XHGVE-FM
- Guasave, Sinaloa; Mexico;
- Frequency: 94.5 MHz
- Branding: La Interesante de Guasave

Programming
- Format: Regional Mexican

Ownership
- Owner: AP Grupo Radio; (Sinaloa, Arte y Gloria, A.C.);
- Sister stations: XHSIG-FM Los Mochis

History
- First air date: October 2016
- Call sign meaning: "Guasave"

Technical information
- Licensing authority: CRT
- Class: A
- ERP: 3,000 watts
- HAAT: 35.2 m (115 ft)
- Transmitter coordinates: 25°34′52.45″N 108°27′59.3″W﻿ / ﻿25.5812361°N 108.466472°W

Links
- Website: lainteresante.com

= XHGVE-FM =

Radio station in Guasave, Sinaloa

XHGVE-FM is a noncommercial radio station on 94.5 FM in Guasave, Sinaloa, Mexico.
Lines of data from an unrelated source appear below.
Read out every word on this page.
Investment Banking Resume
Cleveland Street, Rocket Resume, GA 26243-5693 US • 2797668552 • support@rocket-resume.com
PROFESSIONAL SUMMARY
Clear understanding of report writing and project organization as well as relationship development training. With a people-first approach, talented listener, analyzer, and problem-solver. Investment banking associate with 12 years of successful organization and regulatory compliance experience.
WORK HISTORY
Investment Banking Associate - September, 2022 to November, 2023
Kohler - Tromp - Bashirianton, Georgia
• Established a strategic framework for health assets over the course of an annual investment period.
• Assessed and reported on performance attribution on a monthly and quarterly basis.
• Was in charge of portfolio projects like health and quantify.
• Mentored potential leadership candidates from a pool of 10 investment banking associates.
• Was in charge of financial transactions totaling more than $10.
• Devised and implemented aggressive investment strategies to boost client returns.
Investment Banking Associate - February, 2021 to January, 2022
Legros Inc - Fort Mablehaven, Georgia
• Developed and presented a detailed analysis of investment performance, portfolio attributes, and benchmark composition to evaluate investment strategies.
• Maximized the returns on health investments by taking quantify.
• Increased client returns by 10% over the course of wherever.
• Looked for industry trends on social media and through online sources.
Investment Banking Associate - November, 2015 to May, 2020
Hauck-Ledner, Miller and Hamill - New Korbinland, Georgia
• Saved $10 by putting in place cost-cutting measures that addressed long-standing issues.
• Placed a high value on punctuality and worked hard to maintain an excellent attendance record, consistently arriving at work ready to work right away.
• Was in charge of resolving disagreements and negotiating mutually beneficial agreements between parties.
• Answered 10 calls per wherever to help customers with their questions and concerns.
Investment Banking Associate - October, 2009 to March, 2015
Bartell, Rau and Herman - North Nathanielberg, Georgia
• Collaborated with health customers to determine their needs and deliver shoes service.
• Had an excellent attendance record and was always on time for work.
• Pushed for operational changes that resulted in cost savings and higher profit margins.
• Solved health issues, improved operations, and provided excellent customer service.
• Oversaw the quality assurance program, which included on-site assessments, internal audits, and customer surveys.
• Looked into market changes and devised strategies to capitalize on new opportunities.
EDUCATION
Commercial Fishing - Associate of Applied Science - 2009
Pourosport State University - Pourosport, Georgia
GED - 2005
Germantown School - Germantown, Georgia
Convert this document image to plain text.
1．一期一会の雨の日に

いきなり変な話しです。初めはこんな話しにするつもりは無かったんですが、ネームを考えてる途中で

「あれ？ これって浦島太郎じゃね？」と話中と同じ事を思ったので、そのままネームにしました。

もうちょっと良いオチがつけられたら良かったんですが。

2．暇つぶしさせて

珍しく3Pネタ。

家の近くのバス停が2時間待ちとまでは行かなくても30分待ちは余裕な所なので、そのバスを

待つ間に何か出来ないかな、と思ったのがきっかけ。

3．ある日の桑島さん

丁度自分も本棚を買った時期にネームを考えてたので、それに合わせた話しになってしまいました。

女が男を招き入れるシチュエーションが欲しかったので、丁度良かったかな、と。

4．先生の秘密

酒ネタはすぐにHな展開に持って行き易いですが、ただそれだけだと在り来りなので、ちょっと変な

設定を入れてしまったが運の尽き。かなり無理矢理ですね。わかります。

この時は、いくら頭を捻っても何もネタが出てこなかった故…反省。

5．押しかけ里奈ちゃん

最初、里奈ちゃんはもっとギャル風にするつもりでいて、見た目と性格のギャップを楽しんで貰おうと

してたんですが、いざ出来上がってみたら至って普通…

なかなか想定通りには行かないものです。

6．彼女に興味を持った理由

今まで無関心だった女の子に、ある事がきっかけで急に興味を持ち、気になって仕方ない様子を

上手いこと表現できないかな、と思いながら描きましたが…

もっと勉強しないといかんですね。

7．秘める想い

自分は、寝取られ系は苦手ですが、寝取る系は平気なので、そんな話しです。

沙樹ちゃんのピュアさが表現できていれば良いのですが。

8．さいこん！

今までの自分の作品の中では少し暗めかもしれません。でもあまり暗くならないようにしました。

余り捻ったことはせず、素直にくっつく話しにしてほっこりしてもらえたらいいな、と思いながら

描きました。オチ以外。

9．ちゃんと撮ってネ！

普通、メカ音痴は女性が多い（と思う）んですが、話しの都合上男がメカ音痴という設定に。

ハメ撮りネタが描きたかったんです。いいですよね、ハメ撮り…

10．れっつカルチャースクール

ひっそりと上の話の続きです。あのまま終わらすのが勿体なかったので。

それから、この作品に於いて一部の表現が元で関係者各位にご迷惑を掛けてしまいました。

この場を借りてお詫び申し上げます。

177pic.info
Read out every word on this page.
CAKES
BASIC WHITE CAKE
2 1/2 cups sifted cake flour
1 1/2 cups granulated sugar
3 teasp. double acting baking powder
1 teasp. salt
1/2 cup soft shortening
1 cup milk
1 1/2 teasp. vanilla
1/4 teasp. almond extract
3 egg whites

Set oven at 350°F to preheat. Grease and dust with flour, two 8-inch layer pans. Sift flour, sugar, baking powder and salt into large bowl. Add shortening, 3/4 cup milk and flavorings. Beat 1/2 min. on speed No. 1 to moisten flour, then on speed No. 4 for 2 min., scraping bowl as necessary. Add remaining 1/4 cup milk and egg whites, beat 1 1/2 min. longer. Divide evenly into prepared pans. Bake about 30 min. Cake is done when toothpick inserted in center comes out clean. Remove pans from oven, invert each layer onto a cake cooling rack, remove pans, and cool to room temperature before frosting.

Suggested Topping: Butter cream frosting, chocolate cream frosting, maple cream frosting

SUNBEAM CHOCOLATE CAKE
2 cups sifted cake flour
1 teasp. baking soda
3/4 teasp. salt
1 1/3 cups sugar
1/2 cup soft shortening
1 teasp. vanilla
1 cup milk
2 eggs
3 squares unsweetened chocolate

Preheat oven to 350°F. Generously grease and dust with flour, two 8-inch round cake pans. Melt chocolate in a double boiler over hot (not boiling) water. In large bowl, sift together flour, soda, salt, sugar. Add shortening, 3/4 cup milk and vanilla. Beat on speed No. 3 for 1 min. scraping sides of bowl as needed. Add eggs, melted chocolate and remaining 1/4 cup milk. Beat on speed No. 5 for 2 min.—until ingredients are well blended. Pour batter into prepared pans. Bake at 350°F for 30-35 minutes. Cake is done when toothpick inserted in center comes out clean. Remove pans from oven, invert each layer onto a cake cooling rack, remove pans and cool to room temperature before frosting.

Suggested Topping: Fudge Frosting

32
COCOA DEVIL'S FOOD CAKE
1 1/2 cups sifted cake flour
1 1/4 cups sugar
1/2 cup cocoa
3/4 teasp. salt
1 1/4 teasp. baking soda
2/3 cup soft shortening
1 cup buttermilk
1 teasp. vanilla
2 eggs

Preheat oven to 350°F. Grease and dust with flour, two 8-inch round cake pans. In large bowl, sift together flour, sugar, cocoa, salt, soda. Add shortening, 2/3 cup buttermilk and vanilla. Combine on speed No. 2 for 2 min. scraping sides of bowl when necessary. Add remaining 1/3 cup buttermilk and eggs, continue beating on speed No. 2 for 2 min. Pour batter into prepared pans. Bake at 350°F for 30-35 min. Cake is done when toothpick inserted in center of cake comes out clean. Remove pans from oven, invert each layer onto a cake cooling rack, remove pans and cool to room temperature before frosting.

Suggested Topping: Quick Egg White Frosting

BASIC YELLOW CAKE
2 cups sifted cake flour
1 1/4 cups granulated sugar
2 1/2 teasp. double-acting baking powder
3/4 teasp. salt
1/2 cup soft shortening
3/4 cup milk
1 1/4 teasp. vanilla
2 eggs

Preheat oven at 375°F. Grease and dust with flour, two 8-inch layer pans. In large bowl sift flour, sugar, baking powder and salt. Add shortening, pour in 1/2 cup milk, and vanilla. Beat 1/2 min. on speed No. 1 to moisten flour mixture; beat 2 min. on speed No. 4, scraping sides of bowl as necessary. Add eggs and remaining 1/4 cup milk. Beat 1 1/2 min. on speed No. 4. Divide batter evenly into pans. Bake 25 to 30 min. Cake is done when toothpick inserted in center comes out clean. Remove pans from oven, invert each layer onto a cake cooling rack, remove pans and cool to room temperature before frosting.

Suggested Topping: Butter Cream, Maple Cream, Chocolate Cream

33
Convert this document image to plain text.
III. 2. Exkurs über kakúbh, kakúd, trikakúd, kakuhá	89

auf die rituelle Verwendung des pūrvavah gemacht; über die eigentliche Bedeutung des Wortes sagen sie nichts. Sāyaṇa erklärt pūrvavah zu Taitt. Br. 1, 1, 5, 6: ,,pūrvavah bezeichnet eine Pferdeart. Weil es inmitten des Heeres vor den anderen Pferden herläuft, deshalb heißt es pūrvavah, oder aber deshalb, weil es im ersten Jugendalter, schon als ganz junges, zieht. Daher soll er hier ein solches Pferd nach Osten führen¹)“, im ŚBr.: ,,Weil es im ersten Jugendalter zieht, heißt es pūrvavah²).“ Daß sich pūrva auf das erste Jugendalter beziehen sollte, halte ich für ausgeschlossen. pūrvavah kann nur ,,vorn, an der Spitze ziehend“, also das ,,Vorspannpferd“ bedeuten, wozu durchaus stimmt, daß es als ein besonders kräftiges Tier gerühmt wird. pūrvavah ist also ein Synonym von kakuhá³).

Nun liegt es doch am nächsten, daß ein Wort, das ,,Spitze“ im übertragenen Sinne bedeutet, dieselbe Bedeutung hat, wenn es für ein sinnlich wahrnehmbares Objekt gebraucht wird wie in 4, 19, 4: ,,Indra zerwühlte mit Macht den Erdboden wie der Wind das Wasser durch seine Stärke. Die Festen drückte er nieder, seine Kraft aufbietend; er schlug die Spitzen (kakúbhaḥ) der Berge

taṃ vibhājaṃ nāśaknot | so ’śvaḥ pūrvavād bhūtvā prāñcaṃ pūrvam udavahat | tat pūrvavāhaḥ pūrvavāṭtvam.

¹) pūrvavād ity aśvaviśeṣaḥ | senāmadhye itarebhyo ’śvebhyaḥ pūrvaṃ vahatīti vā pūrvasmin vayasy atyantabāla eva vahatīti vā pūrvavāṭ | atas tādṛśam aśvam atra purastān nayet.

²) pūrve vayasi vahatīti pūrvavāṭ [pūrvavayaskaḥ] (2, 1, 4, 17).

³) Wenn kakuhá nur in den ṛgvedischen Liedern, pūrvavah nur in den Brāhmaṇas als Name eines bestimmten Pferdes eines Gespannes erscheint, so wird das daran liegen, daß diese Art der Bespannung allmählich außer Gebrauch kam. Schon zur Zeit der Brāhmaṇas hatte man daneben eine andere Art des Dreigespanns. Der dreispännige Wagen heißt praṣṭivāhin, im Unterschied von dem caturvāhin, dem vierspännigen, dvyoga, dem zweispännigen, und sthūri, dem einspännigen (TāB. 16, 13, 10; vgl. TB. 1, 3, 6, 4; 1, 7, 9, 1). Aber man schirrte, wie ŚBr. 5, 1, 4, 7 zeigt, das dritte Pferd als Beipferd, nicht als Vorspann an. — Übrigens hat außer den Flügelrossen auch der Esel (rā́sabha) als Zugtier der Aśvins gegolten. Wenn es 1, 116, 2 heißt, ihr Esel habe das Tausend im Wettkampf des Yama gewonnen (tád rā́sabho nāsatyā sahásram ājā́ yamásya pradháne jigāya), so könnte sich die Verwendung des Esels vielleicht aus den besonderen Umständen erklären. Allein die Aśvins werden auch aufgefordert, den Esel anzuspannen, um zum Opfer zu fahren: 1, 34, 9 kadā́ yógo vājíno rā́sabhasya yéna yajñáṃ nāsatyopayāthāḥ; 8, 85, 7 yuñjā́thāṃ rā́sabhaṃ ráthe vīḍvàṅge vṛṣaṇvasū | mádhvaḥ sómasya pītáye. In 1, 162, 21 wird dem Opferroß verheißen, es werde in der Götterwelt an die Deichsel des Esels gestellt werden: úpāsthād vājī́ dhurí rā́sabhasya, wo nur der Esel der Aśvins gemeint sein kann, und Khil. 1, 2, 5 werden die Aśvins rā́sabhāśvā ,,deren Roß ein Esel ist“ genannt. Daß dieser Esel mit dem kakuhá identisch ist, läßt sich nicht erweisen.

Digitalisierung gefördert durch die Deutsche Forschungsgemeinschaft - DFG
It is owned by Sinaloa, Arte y Gloria, A.C., a non-profit owned by Román Padilla Fierro and Aldo Prandini (AP Grupo Radio), and known as La Interesante de Guasave.

==History==
XHGVE received its concessions on November 11, 2015, and came to air in October 2016.